Incidente e primi interventi

Nella tarda serata di venerdì 13 gennaio, la nave Concordia della compagnia Costa Crociere con a bordo 4.232 persone, compreso l’equipaggio, inizia a imbarcare acqua con conseguente inclinamento dell’imbarcazione in prossimità dell’Isola del Giglio.

La Capitaneria di Porto – Guardia Costiera di Livorno coordina da subito le operazioni di ricerca e soccorso in mare. Il Sistema di Protezione Civile si attiva dai primi momenti per pianificare l’assistenza ai passeggeri, una volta giunti sulla terraferma.

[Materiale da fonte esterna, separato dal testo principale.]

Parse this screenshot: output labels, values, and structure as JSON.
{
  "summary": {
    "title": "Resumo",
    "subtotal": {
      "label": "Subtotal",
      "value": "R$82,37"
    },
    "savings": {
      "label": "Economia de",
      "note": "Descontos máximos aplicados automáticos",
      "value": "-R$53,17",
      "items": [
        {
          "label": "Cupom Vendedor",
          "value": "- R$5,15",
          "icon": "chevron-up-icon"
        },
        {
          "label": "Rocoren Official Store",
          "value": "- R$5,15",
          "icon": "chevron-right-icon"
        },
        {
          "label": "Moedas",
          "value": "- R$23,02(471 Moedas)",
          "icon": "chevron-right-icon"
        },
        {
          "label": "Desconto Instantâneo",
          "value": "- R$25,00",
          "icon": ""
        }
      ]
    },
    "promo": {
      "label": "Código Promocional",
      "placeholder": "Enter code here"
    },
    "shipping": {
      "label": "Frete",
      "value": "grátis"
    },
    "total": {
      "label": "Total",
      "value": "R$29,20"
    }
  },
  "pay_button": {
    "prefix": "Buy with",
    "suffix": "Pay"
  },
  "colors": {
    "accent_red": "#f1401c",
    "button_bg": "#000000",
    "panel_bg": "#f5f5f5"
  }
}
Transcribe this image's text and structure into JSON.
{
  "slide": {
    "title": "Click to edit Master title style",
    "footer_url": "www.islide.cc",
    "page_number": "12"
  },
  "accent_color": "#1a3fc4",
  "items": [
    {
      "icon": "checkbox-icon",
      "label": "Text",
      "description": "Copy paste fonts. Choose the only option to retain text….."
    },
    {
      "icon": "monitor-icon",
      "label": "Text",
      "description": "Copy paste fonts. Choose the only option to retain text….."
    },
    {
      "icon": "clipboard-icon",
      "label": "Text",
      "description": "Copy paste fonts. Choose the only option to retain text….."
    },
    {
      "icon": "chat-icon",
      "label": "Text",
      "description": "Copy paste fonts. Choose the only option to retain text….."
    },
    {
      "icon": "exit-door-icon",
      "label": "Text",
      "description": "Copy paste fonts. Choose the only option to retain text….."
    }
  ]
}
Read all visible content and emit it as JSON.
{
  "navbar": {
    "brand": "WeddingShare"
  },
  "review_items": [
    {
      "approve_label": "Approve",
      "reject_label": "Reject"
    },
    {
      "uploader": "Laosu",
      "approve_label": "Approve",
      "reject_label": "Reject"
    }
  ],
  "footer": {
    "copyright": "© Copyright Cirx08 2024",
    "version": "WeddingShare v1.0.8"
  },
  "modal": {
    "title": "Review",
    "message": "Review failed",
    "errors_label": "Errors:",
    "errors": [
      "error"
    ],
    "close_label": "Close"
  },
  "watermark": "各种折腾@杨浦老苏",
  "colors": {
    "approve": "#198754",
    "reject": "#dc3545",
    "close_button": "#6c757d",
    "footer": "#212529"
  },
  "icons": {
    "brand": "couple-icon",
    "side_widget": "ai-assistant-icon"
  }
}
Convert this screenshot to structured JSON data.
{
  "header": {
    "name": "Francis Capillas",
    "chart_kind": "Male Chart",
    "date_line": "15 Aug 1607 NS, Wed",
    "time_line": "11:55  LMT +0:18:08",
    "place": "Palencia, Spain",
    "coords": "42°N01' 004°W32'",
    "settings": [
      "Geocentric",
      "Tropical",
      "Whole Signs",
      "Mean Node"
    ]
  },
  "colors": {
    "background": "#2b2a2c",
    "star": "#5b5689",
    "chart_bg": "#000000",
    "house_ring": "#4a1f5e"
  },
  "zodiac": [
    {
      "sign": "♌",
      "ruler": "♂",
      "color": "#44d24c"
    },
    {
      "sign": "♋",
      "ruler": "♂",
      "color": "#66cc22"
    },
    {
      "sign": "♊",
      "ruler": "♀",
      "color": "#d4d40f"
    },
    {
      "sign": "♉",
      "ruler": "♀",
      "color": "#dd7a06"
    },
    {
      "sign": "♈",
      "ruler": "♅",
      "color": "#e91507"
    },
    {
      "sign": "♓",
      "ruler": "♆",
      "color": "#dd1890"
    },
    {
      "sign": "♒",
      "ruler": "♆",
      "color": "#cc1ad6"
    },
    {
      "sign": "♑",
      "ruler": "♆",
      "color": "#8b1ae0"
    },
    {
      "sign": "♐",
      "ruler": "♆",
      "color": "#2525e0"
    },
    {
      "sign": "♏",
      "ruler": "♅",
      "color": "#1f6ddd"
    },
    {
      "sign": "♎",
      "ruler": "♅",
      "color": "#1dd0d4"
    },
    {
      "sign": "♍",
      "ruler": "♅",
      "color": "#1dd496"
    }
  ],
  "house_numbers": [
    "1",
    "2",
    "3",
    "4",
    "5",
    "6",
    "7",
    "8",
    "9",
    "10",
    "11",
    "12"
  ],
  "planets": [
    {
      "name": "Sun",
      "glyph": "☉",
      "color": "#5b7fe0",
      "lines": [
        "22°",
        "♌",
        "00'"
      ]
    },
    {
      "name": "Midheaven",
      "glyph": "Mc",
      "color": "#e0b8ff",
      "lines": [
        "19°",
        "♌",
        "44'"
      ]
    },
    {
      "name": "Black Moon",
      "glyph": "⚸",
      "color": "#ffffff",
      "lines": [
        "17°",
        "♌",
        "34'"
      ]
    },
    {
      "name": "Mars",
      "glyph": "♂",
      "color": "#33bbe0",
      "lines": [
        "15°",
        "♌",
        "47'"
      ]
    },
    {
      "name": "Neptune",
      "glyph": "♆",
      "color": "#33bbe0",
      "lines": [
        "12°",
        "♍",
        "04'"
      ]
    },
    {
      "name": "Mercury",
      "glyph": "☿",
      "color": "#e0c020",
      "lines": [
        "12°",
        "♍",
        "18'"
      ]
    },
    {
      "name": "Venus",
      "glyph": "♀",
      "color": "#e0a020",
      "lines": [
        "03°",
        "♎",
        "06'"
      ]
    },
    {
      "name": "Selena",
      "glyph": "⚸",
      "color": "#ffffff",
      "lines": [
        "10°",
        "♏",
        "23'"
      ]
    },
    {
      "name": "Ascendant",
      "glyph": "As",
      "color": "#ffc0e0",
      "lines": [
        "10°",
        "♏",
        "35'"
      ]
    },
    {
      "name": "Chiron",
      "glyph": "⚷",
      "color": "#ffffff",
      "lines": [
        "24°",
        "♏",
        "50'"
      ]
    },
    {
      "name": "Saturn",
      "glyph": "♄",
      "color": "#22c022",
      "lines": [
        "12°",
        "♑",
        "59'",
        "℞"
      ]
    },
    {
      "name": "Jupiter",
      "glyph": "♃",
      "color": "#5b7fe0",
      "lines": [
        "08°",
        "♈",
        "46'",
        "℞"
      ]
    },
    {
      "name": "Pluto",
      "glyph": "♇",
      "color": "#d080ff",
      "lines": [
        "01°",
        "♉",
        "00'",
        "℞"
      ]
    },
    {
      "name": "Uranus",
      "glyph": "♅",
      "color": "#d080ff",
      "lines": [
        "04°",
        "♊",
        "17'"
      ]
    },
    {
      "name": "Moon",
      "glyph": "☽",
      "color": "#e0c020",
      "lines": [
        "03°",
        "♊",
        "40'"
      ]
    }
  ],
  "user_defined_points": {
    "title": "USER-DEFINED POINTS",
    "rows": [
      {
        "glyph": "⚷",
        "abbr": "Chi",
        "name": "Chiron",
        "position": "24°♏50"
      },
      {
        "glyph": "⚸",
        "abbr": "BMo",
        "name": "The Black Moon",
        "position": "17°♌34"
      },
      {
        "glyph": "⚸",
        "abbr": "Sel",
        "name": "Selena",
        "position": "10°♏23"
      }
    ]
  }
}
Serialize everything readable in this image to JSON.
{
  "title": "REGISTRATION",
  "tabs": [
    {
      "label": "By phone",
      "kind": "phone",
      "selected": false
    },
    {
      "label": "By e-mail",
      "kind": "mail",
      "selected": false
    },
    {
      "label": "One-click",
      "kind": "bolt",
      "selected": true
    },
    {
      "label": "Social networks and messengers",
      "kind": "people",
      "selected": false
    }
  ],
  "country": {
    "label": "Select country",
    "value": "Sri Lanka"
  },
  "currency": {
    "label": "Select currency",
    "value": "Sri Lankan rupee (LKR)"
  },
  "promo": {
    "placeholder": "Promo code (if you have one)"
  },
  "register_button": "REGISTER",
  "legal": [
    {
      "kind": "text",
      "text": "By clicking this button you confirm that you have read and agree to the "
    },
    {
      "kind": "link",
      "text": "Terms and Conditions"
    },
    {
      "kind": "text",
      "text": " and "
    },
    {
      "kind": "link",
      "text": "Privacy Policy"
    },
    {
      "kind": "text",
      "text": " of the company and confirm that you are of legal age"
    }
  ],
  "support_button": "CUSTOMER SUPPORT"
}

Più di 20 associazioni di volontariato intervengono a sostegno delle istituzioni per prestare soccorso e garantire la prima assistenza ai naufraghi e agevolare il rientro a casa degli assistiti.

Interventi del Dipartimento. Un team del Dipartimento della Protezione Civile è presente sul luogo dal primo giorno per monitorare le operazioni di assistenza ai passeggeri e all’equipaggio della nave e fornire supporto alle istituzioni locali. Il Dipartimento mantiene uno stretto contatto con la Regione Toscana, la Prefettura e la Provincia di Grosseto, la Capitaneria di Porto – Guardia Costiera di Livorno e le altre delle strutture operative coinvolte. Costanti i contatti anche con le ambasciate e i consolati per garantire assistenza ai passeggeri stranieri. Dell'accaduto viene inoltre informato il Monitoring Information Center - Mic di Bruxelless.

Ricerca dei dispersi. Per le attività di ricerca dei dispersi sono impiegati specialisti dei Vigili del Fuoco e nuclei sommozzatori della Capitaneria di Porto e della Marina Militare. In stretto coordinamento con le squadre all’opera, intervengono anche volontari esperti del Cnsas - Corpo Nazionale Soccorso Alpino e Speleologico e della Fias - Federazione Italiana Attività Subacquee. Le attività di ricerca sono rese complicate anche dalla posizione, dalla stabilità della nave e dalle condizioni meteorologiche.

Rischi ambientali. Viene considerato, da subito, il problema dei possibili rischi ambientali legati alla fuoriuscita di carburante dalla nave Concordia. I primi interventi sono della Capitaneria di Porto - Guardia Costiera supportata anche dai mezzi specializzati del Ministero dell’Ambiente. Il 20 gennaio, dopo qualche giorno dall’incidente, viene dichiarato lo stato di emergenza nel territorio dell’Isola del Giglio.

Con la dichiarazione dello stato di emergenza, il Capo Dipartimento assume la “direzione strategica” delle operazioni, come previsto dall’art.11, comma 4, della legge n. 979 del 31 dicembre 1982. Viene, dunque, attivato il Piano di pronto intervento nazionale per la difesa da inquinamenti di idrocarburi o di altre sostanze nocive causati da incidenti marini, applicato allo specifico scenario in atto. Il Piano disciplina le modalità operative di intervento del Dipartimento e delle strutture centrali e periferiche del Servizio nazionale della protezione civile.